Legal

US judge refuses to freeze LimeWire’s assets

By | Published on Monday 2 August 2010

The US record industry’s attempt to have LimeWire founder Mark Gorton’s assets frozen has failed. As previously reported, since a US judge declared LimeWire and its founder Gorton to be guilty of widespread copyright infringement, the RIAA has been busying itself applying for injunctions to have the popular file-sharing service shut down and adding up just how many billions in damages they think they deserve. Amid allegations that Gorton has been dumping the millions he’s meant to have earned through LimeWire into a hard to touch family trust, the Recording Industry Association Of America asked for his assets to be frozen.

But last week a federal judge turned down that request. According to reports, the judge said LimeWire’s accounts showed they had not moved any money around, into trusts and such like, in the recent past, and therefore he did not believe the record industry had anything to worry about in terms of the file-sharing company hiding monies that might be needed to pay damages to the labels.
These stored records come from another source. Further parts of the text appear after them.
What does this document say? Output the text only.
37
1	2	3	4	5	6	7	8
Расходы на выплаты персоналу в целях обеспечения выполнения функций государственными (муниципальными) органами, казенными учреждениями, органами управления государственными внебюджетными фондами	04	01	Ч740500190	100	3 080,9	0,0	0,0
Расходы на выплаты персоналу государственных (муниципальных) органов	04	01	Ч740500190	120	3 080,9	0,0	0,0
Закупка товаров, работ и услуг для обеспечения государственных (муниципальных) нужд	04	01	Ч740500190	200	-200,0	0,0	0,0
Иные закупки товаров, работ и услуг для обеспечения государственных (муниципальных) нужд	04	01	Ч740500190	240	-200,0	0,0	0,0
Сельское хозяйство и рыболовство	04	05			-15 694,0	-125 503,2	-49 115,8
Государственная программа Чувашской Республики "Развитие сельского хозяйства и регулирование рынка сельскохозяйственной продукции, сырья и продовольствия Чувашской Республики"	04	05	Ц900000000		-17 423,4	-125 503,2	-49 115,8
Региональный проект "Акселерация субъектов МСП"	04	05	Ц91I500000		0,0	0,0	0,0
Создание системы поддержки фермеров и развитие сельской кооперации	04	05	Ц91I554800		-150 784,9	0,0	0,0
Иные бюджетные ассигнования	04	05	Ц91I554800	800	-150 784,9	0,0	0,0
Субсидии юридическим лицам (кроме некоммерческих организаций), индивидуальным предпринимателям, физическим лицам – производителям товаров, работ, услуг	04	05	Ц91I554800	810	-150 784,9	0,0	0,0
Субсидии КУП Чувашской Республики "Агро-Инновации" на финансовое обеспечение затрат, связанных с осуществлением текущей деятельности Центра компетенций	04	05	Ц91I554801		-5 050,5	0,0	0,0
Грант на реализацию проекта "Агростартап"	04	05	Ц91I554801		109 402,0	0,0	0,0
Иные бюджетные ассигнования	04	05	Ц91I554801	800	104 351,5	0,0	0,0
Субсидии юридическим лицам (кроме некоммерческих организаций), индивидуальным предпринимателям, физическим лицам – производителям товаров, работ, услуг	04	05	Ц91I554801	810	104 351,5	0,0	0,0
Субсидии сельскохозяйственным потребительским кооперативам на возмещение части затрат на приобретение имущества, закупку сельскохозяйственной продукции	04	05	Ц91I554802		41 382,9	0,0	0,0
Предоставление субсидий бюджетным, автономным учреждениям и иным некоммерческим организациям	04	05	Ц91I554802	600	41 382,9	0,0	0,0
LimeWire welcomed the ruling, telling reporters: “This is a positive development in the case and one that certainly benefits our global user base”.

Despite this set back, most commentators seem to think that the RIAA’s application for an injunction forcing LimeWire to shut down its P2P service will be granted, and that a subsequent mega-bucks damages claim from the labels will be approved by the court. The digital company, though, insists it’s business as usual, and that it is talking to various record label types about them licensing music to the firm’s various legal services.